By John Salak –
Man’s closest relatives—the great apes that include gorillas, chimpanzees and bonobos—are facing some tough times and how successfully they confront these pending challenges may tell humans something about the hurdles people face.
Several recent studies warn that in the next 30 years the triple threat impact of climate change, shifts in land use and the growth of human population will devour at least 85 percent of the great ape’s natural habitat—of which 50 percent will be outside national parks. The impact, however, could be even more drastic under a worst-case scenario that would result in a 94 percent loss in habitat, which more than 60 percent is projected to be outside of protected areas.
The leading study, which was sponsored by the Wildlife Conservation Society (WCS), also examined whether great apes will be able to adapt to these projected changes in large part by migrating to new regions. One possible scenario might have these primates moving to mountains that are currently less suitable for them than lowlands. However, climate change may ultimately make mountainous regions more livable, perhaps even affording great apes the chance to expand their range if they are able to shift to higher elevations, the study adds.
The catch in this best-case scenario is the “if they are able to shift.” There simply may not be enough time for these animals to adapt to these new regions or they may not under any conditions even be able to reach these higher areas, which are projected to be outside protect ape sanctuaries.
“As climate change forces the different types of vegetation to essentially shift uphill, it means that all animals—not only great apes—that depend on particular habitat types will be forced to move uphill along with the vegetation, or become locally extinct,” explained Fiona Maisels, co-author of the WCS study. “And when the hills are low, many species, great and small, will not be able go higher than the land allows, and huge numbers of animals and plants will simply vanish.”
The projected threat to the great apes comes at a time when primate species in general are facing declining populations. There are approximately 500 different types of primates worldwide, but more than 75 percent of these species are seeing their numbers decline.

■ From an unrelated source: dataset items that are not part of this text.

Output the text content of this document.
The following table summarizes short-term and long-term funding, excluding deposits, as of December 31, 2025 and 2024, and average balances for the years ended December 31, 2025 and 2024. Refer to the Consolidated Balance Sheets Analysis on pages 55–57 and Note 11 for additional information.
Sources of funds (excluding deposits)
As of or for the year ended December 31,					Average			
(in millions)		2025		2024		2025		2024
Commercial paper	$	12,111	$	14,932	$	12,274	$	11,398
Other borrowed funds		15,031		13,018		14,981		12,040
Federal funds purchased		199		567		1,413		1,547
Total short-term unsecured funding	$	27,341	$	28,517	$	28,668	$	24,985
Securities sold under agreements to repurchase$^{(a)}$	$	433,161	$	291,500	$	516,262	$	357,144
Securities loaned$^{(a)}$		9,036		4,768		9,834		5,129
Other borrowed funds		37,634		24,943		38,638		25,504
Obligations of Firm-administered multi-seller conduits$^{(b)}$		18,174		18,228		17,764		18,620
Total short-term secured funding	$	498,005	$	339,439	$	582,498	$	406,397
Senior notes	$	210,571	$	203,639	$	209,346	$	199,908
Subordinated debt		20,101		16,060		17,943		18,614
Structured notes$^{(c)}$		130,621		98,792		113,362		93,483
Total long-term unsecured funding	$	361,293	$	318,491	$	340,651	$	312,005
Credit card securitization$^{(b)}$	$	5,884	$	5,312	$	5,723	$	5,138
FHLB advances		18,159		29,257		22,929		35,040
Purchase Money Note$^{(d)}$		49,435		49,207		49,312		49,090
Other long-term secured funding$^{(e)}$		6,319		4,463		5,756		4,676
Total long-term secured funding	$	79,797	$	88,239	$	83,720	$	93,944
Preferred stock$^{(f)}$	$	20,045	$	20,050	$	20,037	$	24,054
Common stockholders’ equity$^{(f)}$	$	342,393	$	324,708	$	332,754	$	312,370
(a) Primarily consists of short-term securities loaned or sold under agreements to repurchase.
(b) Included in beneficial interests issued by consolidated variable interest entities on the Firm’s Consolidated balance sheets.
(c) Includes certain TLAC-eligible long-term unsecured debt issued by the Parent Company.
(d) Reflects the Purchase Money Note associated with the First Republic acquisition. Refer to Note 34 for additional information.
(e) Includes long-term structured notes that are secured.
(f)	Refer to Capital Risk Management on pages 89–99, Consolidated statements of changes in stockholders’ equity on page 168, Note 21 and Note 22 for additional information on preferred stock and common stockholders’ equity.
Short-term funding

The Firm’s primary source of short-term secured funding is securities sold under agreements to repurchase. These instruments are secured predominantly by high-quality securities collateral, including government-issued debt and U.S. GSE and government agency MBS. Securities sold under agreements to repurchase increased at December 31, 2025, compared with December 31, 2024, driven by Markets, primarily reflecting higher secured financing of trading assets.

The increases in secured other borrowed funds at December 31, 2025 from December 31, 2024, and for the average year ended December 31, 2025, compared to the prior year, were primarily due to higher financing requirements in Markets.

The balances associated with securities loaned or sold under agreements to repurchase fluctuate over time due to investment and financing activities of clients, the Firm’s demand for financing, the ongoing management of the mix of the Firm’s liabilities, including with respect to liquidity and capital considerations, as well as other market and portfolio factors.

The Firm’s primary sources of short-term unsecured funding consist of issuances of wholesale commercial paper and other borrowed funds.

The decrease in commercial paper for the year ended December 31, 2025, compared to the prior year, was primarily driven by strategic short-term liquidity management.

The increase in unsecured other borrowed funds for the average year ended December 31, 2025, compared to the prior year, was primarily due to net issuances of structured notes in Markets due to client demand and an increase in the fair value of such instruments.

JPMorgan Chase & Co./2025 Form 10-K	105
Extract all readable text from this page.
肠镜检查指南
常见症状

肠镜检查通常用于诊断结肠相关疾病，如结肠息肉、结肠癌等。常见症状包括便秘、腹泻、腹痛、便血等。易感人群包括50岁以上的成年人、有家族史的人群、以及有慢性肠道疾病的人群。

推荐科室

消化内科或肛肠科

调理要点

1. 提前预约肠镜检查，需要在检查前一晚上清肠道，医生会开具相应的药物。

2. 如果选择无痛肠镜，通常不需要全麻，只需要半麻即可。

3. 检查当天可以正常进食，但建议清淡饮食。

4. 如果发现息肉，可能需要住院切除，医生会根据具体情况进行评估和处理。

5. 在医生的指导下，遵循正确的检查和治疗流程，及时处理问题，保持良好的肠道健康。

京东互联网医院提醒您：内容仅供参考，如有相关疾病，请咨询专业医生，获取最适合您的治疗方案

They generally locate in tropical regions that stretch across four continents—Central and South American, Asia and Africa—with the vast majority residing in four countries: Brazil, Madagascar, Indonesia and the Democratic Republic of the Congo.
These countries, unfortunately, are likely to suffer more from climate change and primate habitat depletion than other areas, which puts a large number of monkeys, apes, lemurs, lorises and tarsiers at particular risk.
Largely unrealized in this depressing equation is that the threat to these primates extends well past their own wellbeing. It sets up potentially harmful consequences for their wider ecosystems as these animals are critical to pollinating flowers and dispersing seeds, among other issues.
Conservation coupled with an enhanced global response to climate change are the keys to stabilizing primate populations and assuring their related ecosystems remain in balance, according to a recent report in the academic website The Conversation.
However, it warned that expanding conservation areas, limiting human impact on primates and sufficiently controlling climate change is tough sledding. Even a slight increase in global temperatures, along the lines suggested by the Paris Climate Accord, could have a devastating impact on primates living near the equator. Beyond this, any expansion of conservation areas needs to account for projected increases in regional temperatures or these efforts may yield limited gains at best for these threatened animals, according to The Conversation’s report.
Not surprisingly, The Conversation warned the loss of various primate species could be a harbinger of pending disasters for humans.